The heat map shows percentage changes of major currencies against each other. The base currency is picked from the left column, while the quote currency is picked from the top row. For example, if you pick the Japanese Yen from the left column and move along the horizontal line to the US Dollar, the percentage change displayed in the box will represent JPY (base)/USD (quote).

Japanese Yen FAQs

The Japanese Yen (JPY) is one of the world’s most traded currencies. Its value is broadly determined by the performance of the Japanese economy, but more specifically by the Bank of Japan’s policy, the differential between Japanese and US bond yields, or risk sentiment among traders, among other factors.

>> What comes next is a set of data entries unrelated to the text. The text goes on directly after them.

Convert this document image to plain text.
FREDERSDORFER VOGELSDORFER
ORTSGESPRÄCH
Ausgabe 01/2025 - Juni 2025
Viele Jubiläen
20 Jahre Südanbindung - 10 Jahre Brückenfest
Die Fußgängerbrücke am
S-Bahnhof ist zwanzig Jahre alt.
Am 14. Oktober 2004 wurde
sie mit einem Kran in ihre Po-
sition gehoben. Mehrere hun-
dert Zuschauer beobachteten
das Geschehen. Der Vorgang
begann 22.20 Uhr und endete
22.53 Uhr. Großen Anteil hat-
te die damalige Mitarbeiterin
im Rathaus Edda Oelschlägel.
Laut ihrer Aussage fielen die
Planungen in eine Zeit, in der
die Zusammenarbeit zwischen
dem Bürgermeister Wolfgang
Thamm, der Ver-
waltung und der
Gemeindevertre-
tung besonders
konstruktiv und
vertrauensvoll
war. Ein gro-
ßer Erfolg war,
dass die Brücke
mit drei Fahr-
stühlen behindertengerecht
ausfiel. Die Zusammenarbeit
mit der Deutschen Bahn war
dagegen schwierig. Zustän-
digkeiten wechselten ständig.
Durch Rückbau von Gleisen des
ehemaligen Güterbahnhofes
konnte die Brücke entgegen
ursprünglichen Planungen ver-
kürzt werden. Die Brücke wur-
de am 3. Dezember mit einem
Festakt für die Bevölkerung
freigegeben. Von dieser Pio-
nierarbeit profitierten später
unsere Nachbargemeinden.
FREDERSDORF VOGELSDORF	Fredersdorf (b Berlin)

One of the Bank of Japan’s mandates is currency control, so its moves are key for the Yen. The BoJ has directly intervened in currency markets sometimes, generally to lower the value of the Yen, although it refrains from doing it often due to political concerns of its main trading partners. The current BoJ ultra-loose monetary policy, based on massive stimulus to the economy, has caused the Yen to depreciate against its main currency peers. This process has exacerbated more recently due to an increasing policy divergence between the Bank of Japan and other main central banks, which have opted to increase interest rates sharply to fight decades-high levels of inflation.

The BoJ’s stance of sticking to ultra-loose monetary policy has led to a widening policy divergence with other central banks, particularly with the US Federal Reserve. This supports a widening of the differential between the 10-year US and Japanese bonds, which favors the US Dollar against the Japanese Yen.

The Japanese Yen is often seen as a safe-haven investment. This means that in times of market stress, investors are more likely to put their money in the Japanese currency due to its supposed reliability and stability. Turbulent times are likely to strengthen the Yen’s value against other currencies seen as more risky to invest in.